1. Installation & Import
pip install numpy
import numpy as np
Output: Nothing, just imports the library.
2. NumPy Arrays
NumPy arrays are like Python lists but faster and support vectorized operations.
Create 1D Array
arr = np.array([1, 2, 3, 4])
print(arr)
Output:
[1 2 3 4]
Create 2D Array
arr2d = np.array([[1,2,3],[4,5,6]])
print(arr2d)
Output:
[[1 2 3]
[4 5 6]]
3. Array Attributes
print(arr.shape) # Shape of array
print(arr2d.shape)
print(arr.ndim) # Number of dimensions
print(arr2d.ndim)
print(arr.dtype) # Data type
Output:
(4,)
(2, 3)
1
2
int64
4. Creating Arrays with Built-in Functions
np.zeros(5) # Array of zeros
np.ones((2,3)) # Array of ones
np.arange(0,10,2) # Numbers from 0 to 10 with step 2
np.linspace(0,1,5) # 5 numbers evenly spaced between 0 and 1
np.eye(3) # Identity matrix
Output Examples:
np.zeros(5) → [0. 0. 0. 0. 0.]
np.ones((2,3)) →
[[1. 1. 1.]
[1. 1. 1.]]
np.arange(0,10,2) → [0 2 4 6 8]
np.linspace(0,1,5) → [0. 0.25 0.5 0.75 1. ]
np.eye(3) →
[[1. 0. 0.]
[0. 1. 0.]
[0. 0. 1.]]
5. Indexing & Slicing
1D Array
arr = np.array([10,20,30,40,50])
print(arr[0]) # First element
print(arr[1:4]) # Slice
Output:
10
[20 30 40]
2D Array
arr2d = np.array([[1,2,3],[4,5,6],[7,8,9]])

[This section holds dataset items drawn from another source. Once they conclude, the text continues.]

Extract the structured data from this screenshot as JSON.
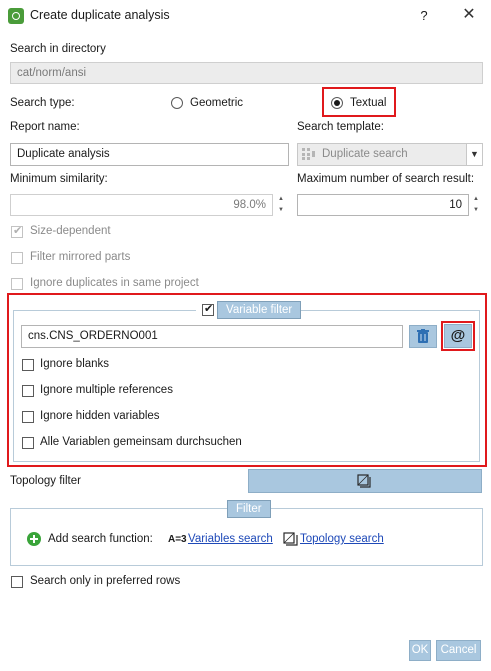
{
  "window": {
    "title": "Create duplicate analysis",
    "help_label": "?",
    "close_label": "✕"
  },
  "directory": {
    "label": "Search in directory",
    "value": "cat/norm/ansi"
  },
  "search_type": {
    "label": "Search type:",
    "options": [
      "Geometric",
      "Textual"
    ],
    "selected": "Textual"
  },
  "report_name": {
    "label": "Report name:",
    "value": "Duplicate analysis"
  },
  "search_template": {
    "label": "Search template:",
    "value": "Duplicate search",
    "icon": "template-grid-icon"
  },
  "min_similarity": {
    "label": "Minimum similarity:",
    "value": "98.0%"
  },
  "max_results": {
    "label": "Maximum number of search result:",
    "value": "10"
  },
  "options": {
    "size_dependent": {
      "label": "Size-dependent",
      "checked": true,
      "enabled": false
    },
    "filter_mirrored": {
      "label": "Filter mirrored parts",
      "checked": false,
      "enabled": false
    },
    "ignore_duplicates": {
      "label": "Ignore duplicates in same project",
      "checked": false,
      "enabled": false
    }
  },
  "variable_filter": {
    "legend": "Variable filter",
    "checked": true,
    "value": "cns.CNS_ORDERNO001",
    "at_button_label": "@",
    "options": [
      {
        "label": "Ignore blanks",
        "checked": false
      },
      {
        "label": "Ignore multiple references",
        "checked": false
      },
      {
        "label": "Ignore hidden variables",
        "checked": false
      },
      {
        "label": "Alle Variablen gemeinsam durchsuchen",
        "checked": false
      }
    ]
  },
  "topology": {
    "label": "Topology filter"
  },
  "filter_group": {
    "legend": "Filter",
    "add_label": "Add search function:",
    "variables_prefix": "A=3",
    "variables_link": "Variables search",
    "topology_link": "Topology search"
  },
  "preferred_rows": {
    "label": "Search only in preferred rows",
    "checked": false
  },
  "buttons": {
    "ok": "OK",
    "cancel": "Cancel"
  },
  "colors": {
    "highlight": "#e0191c",
    "accent_blue": "#a9c7df",
    "link": "#1e49b8",
    "add_icon_green": "#3aa43a"
  }
}
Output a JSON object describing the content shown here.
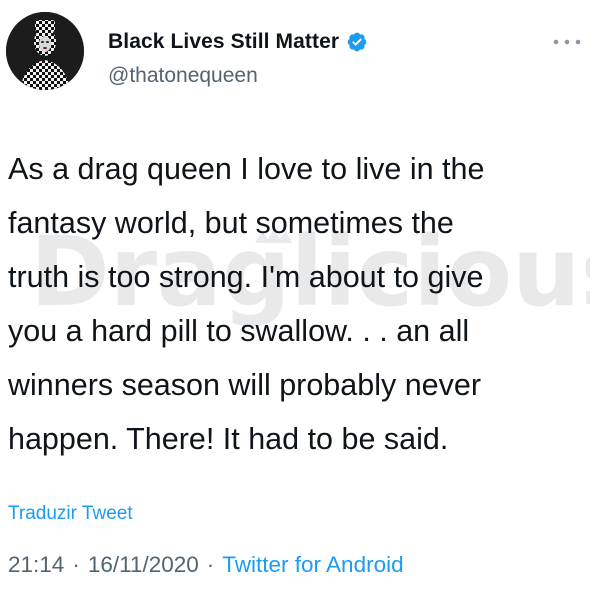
{
  "user": {
    "display_name": "Black Lives Still Matter",
    "handle": "@thatonequeen",
    "verified": true,
    "avatar_icon": "avatar-checkered-costume"
  },
  "tweet": {
    "text": "As a drag queen I love to live in the\nfantasy world, but sometimes the\ntruth is too strong. I'm about to give\nyou a hard pill to swallow. . . an all\nwinners season will probably never\nhappen. There! It had to be said.",
    "translate_label": "Traduzir Tweet",
    "time": "21:14",
    "date": "16/11/2020",
    "separator": "·",
    "source": "Twitter for Android"
  },
  "watermark": {
    "text": "Draglicious"
  },
  "icons": {
    "more": "more-horizontal-icon",
    "verified": "verified-badge-icon"
  },
  "colors": {
    "link": "#1d9bf0",
    "secondary_text": "#536471",
    "primary_text": "#0f1419",
    "verified": "#1d9bf0"
  }
}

print(arr2d[0,1]) # Row 0, Column 1
print(arr2d[1,:]) # Row 1, all columns
print(arr2d[:,2]) # All rows, column 2
Output:
2
[4 5 6]
[3 6 9]
6. Array Operations
NumPy supports element-wise operations:
a = np.array([1,2,3])
b = np.array([4,5,6])
print(a+b) # [5 7 9]
print(a-b) # [-3 -3 -3]
print(a*b) # [4 10 18]
print(a/b) # [0.25 0.4 0.5]
print(a**2) # [1 4 9]
7. Universal Functions (ufunc)
NumPy provides fast mathematical functions:
arr = np.array([1,4,9,16])
print(np.sqrt(arr)) # [1. 2. 3. 4.]
print(np.exp(arr)) # Exponentials
print(np.log(arr)) # Natural log
print(np.sin(arr)) # Trigonometric functions
8. Aggregation Functions
arr = np.array([1,2,3,4,5])
print(arr.sum()) # 15
print(arr.mean()) # 3.0
print(arr.std()) # 1.4142
print(arr.min()) # 1
print(arr.max()) # 5
print(arr.argmin()) # Index of min → 0
print(arr.argmax()) # Index of max → 4
9. Reshaping Arrays
arr = np.arange(1,13)
print(arr.reshape(3,4))
Output:
[[ 1 2 3 4]
[ 5 6 7 8]
[ 9 10 11 12]]
- Flatten back:
arr.reshape(3,4).ravel()
10. Stacking Arrays
a = np.array([1,2,3])
b = np.array([4,5,6])
np.vstack((a,b)) # Vertical stack
np.hstack((a,b)) # Horizontal stack
Output:
vstack →
[[1 2 3]
[4 5 6]]
hstack → [1 2 3 4 5 6]
11. Boolean Indexing
arr = np.array([10,20,30,40,50])
print(arr[arr>25]) # [30 40 50]
Select elements based on conditions.
12. Copy vs View
arr = np.array([1,2,3,4])
arr_view = arr.view()
arr_copy = arr.copy()
arr_view[0] = 100
arr_copy[1] = 200
print(arr) # arr affected by view, not copy
print(arr_view)
print(arr_copy)
13. Random Numbers
np.random.seed(0)
print(np.random.randint(0,10,5)) # Random integers
print(np.random.rand(3,3)) # Uniform random floats
print(np.random.randn(3,3)) # Normal distribution
14. Linear Algebra
A = np.array([[1,2],[3,4]])
B = np.array([[5,6],[7,8]])
print(np.dot(A,B)) # Matrix multiplication
print(np.linalg.inv(A)) # Inverse
print(np.linalg.det(A)) # Determinant
15. Tips for Beginners
NumPy arrays are faster than Python lists for numeric operations.
Always try vectorized operations instead of loops.
Use
reshape,ravel, andflattento adjust dimensions.Boolean indexing is very powerful for filtering data.
Conclusion
NumPy is the foundation of Python data science. Once you master it, you can perform fast numerical computations, array manipulations, and linear algebra operations with ease.